The heterogeneity in the trials and the problems in the handling of the trial data made it difficult to interpret the results of the indirect comparison. For example, although the indirect comparison shows that a statistically significant difference was observed in the pooled analysis of the clodronate trials, RR=0.85 (95% CI: 0.73, 0.99) and the pooled analysis of the ibandronate trials (when the first 12 weeks were excluded and the results were adjusted for baseline characteristics), RR=0.637 (95% CI: 0.435, 0.932), in favour of the treatment arms compared with placebo, the pooled analysis of “all data” from the ibandronate trials showed no statistically significant difference between ibandronate and placebo. The indirect comparison of ibandronate and clodronate indicated no statistically significant differences between the treatments when “all data” and when data adjusting for baseline characteristics and the first 12 weeks were excluded, RR=1.11 (95% CI: 0.85, 1.43) and RR=0.75 (95% CI: 0.50, 1.13), respectively. However, considering the wide confidence interval around the point estimate of relative risk in the “all data” analysis, the possibility that ibandronate is worse than clodronate could not be excluded.

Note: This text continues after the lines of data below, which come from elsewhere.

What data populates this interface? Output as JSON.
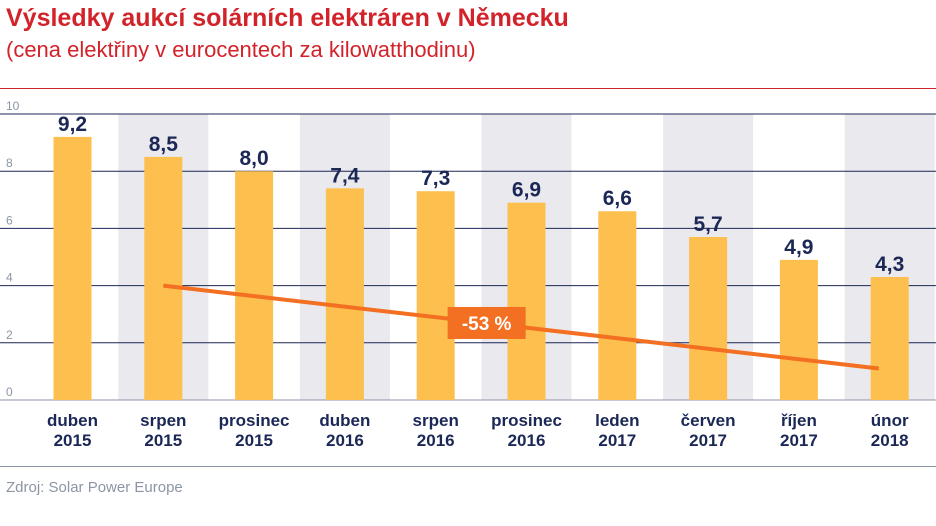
{
  "header": {
    "title": "Výsledky aukcí solárních elektráren v Německu",
    "subtitle": "(cena elektřiny v eurocentech za kilowatthodinu)"
  },
  "footer": {
    "source": "Zdroj: Solar Power Europe"
  },
  "colors": {
    "accent": "#d2232a",
    "bar": "#fdbf4d",
    "band": "#e9e9ee",
    "trend": "#f36f21",
    "text_dark": "#1b2755",
    "grid": "#1b2755",
    "muted": "#8b95a5"
  },
  "chart_data": {
    "type": "bar",
    "categories": [
      [
        "duben",
        "2015"
      ],
      [
        "srpen",
        "2015"
      ],
      [
        "prosinec",
        "2015"
      ],
      [
        "duben",
        "2016"
      ],
      [
        "srpen",
        "2016"
      ],
      [
        "prosinec",
        "2016"
      ],
      [
        "leden",
        "2017"
      ],
      [
        "červen",
        "2017"
      ],
      [
        "říjen",
        "2017"
      ],
      [
        "únor",
        "2018"
      ]
    ],
    "values": [
      9.2,
      8.5,
      8.0,
      7.4,
      7.3,
      6.9,
      6.6,
      5.7,
      4.9,
      4.3
    ],
    "value_labels": [
      "9,2",
      "8,5",
      "8,0",
      "7,4",
      "7,3",
      "6,9",
      "6,6",
      "5,7",
      "4,9",
      "4,3"
    ],
    "y_ticks": [
      0,
      2,
      4,
      6,
      8,
      10
    ],
    "ylim": [
      0,
      10
    ],
    "grid": true,
    "trend": {
      "label": "-53 %",
      "start_category_index": 1,
      "start_value": 4.0,
      "end_category_index": 8.88,
      "end_value": 1.1
    }
  }
}
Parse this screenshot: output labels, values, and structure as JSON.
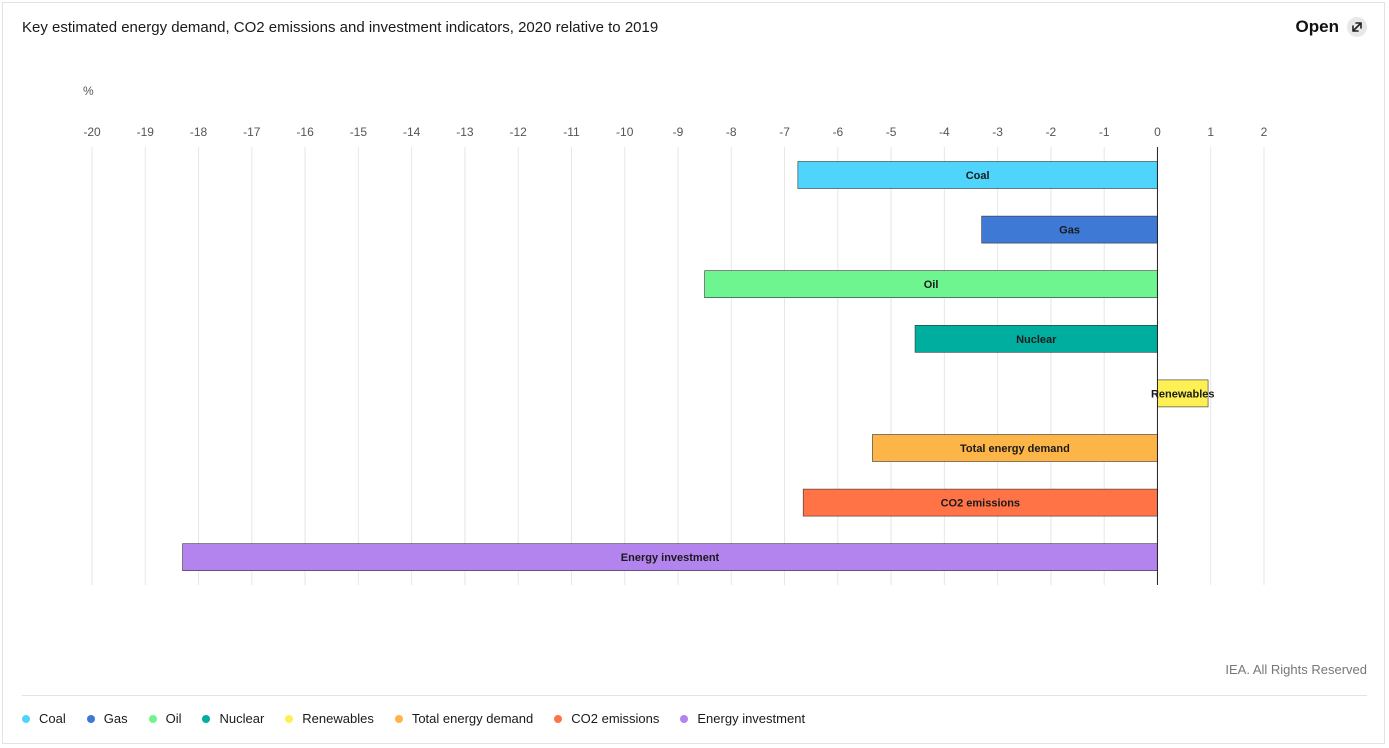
{
  "header": {
    "title": "Key estimated energy demand, CO2 emissions and investment indicators, 2020 relative to 2019",
    "open_label": "Open",
    "open_icon": "expand-arrow-icon"
  },
  "footer": {
    "copyright": "IEA. All Rights Reserved"
  },
  "chart_data": {
    "type": "bar",
    "orientation": "horizontal",
    "ylabel": "%",
    "xlim": [
      -20,
      2
    ],
    "ticks": [
      -20,
      -19,
      -18,
      -17,
      -16,
      -15,
      -14,
      -13,
      -12,
      -11,
      -10,
      -9,
      -8,
      -7,
      -6,
      -5,
      -4,
      -3,
      -2,
      -1,
      0,
      1,
      2
    ],
    "grid": true,
    "legend_position": "bottom",
    "categories": [
      "Coal",
      "Gas",
      "Oil",
      "Nuclear",
      "Renewables",
      "Total energy demand",
      "CO2 emissions",
      "Energy investment"
    ],
    "values": [
      -6.75,
      -3.3,
      -8.5,
      -4.55,
      0.95,
      -5.35,
      -6.65,
      -18.3
    ],
    "colors": [
      "#4fd5fb",
      "#3e79d6",
      "#6ef590",
      "#00ae9f",
      "#fdf055",
      "#feb547",
      "#ff7347",
      "#b383ee"
    ]
  }
}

Although the PBAC acknowledged the reanalysis presented using only the results of the Tubiana-Hulin (2001) study for clodronate may provide better support for a conclusion of non-inferiority (in both the analysis including the first 12 weeks of data and the analysis excluding these data), the Committee could not justifiably make a recommendation upon these results alone.

The PBAC therefore rejected the submission to list ibandronic acid 50 mg tablets for the treatment of patients with bone metastases from breast cancer because of inadequate evidence that it is not inferior to the comparator, clodronate.

13. Context for Decision

The PBAC helps decide whether and, if so, how medicines should be subsidised in Australia. It considers submissions in this context. A PBAC decision not to recommend listing or not to recommend changing a listing does not represent a final PBAC view about the merits of the medicine. A company can resubmit to the PBAC or seek independent review of the PBAC decision.

14. Sponsor’s Comment

The sponsor will be considering its position regarding any future course of action.